In this new proposed rule, CMS suggests they might raise that threshold even higher – from an initially proposed combination of $10,000 in Medicare revenue and less than 100 patients to this year’s proposal of either $90,000 of Medicare revenue or 200 patients. That means nearly half of all physicians could be exempt from this requirement. In other words, more than one out of every ten dollars spent by Medicare Part B. By significantly increasing the low-volume threshold, CMS risks slowing the transition to value-based care and, worse, create a two-tiered system of physicians moving forward opposed to those who are exempt and doing what they can to stay that way.

We believe that American health care needs to avoid a bifurcated or two-tiered system – one in which some providers are paid for improving quality and outcomes, and other providers stay in the old fee-for-service model with different incentives.

This proposed rule estimates that 70 percent of Medicare Part B dollars will flow either through MIPS or Advanced Alternative Payment Models.

That number can never go down.

Every patient deserves to be in a system of better care and lower costs, and every provider deserves to be rewarded for high value care.

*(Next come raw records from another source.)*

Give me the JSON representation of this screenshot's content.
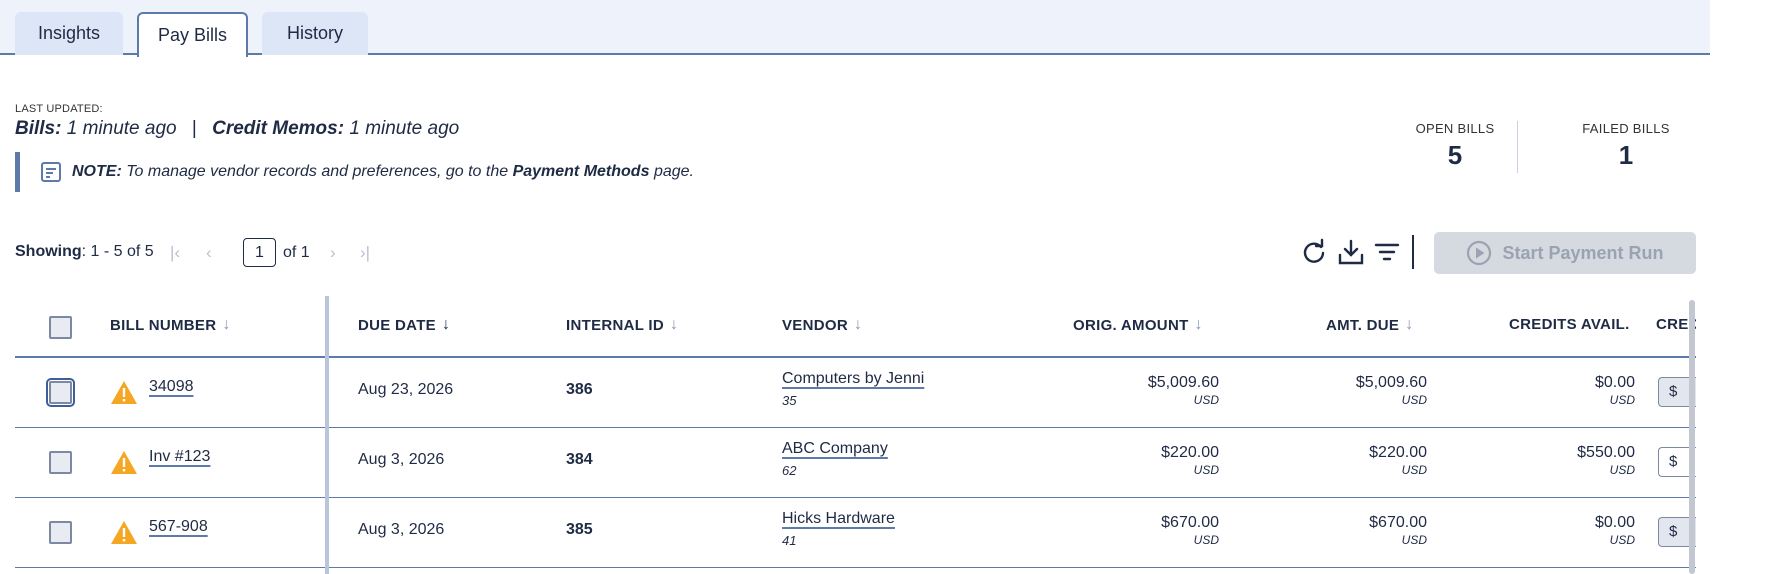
{
  "tabs": [
    {
      "label": "Insights",
      "active": false
    },
    {
      "label": "Pay Bills",
      "active": true
    },
    {
      "label": "History",
      "active": false
    }
  ],
  "last_updated": {
    "caption": "LAST UPDATED:",
    "bills_label": "Bills:",
    "bills_value": "1 minute ago",
    "separator": "|",
    "memos_label": "Credit Memos:",
    "memos_value": "1 minute ago"
  },
  "note": {
    "label": "NOTE:",
    "text_before": "To manage vendor records and preferences, go to the",
    "link": "Payment Methods",
    "text_after": "page."
  },
  "stats": {
    "open_label": "OPEN BILLS",
    "open_value": "5",
    "failed_label": "FAILED BILLS",
    "failed_value": "1"
  },
  "pager": {
    "showing_label": "Showing",
    "showing_range": ": 1 - 5 of 5",
    "page": "1",
    "of_label": "of 1"
  },
  "toolbar": {
    "icons": [
      "refresh-icon",
      "download-icon",
      "filter-icon"
    ],
    "start_label": "Start Payment Run"
  },
  "table": {
    "columns": [
      "BILL NUMBER",
      "DUE DATE",
      "INTERNAL ID",
      "VENDOR",
      "ORIG. AMOUNT",
      "AMT. DUE",
      "CREDITS AVAIL.",
      "CRED"
    ],
    "rows": [
      {
        "bill": "34098",
        "due": "Aug 23, 2026",
        "internal_id": "386",
        "vendor": "Computers by Jenni",
        "vendor_id": "35",
        "orig": "$5,009.60",
        "orig_cur": "USD",
        "due_amt": "$5,009.60",
        "due_cur": "USD",
        "credits": "$0.00",
        "credits_cur": "USD",
        "credit_in": "$"
      },
      {
        "bill": "Inv #123",
        "due": "Aug 3, 2026",
        "internal_id": "384",
        "vendor": "ABC Company",
        "vendor_id": "62",
        "orig": "$220.00",
        "orig_cur": "USD",
        "due_amt": "$220.00",
        "due_cur": "USD",
        "credits": "$550.00",
        "credits_cur": "USD",
        "credit_in": "$"
      },
      {
        "bill": "567-908",
        "due": "Aug 3, 2026",
        "internal_id": "385",
        "vendor": "Hicks Hardware",
        "vendor_id": "41",
        "orig": "$670.00",
        "orig_cur": "USD",
        "due_amt": "$670.00",
        "due_cur": "USD",
        "credits": "$0.00",
        "credits_cur": "USD",
        "credit_in": "$"
      }
    ]
  },
  "colors": {
    "accent": "#5d7aaa",
    "text": "#1f2a44",
    "warning": "#f5a623",
    "disabled": "#d5d9e0"
  }
}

Instead of kicking the can down the road on cost and exempting more physicians, CMS should concentrate on making the program itself better. They make good strides in that endeavor with this proposed rule.

We will be working closely with our physicians and with other stakeholders to submit complete comments on the regulation in the weeks to come. We look forward to working with CMS on its commitment to move to value, and its clear commitment to preserve independent clinical practice.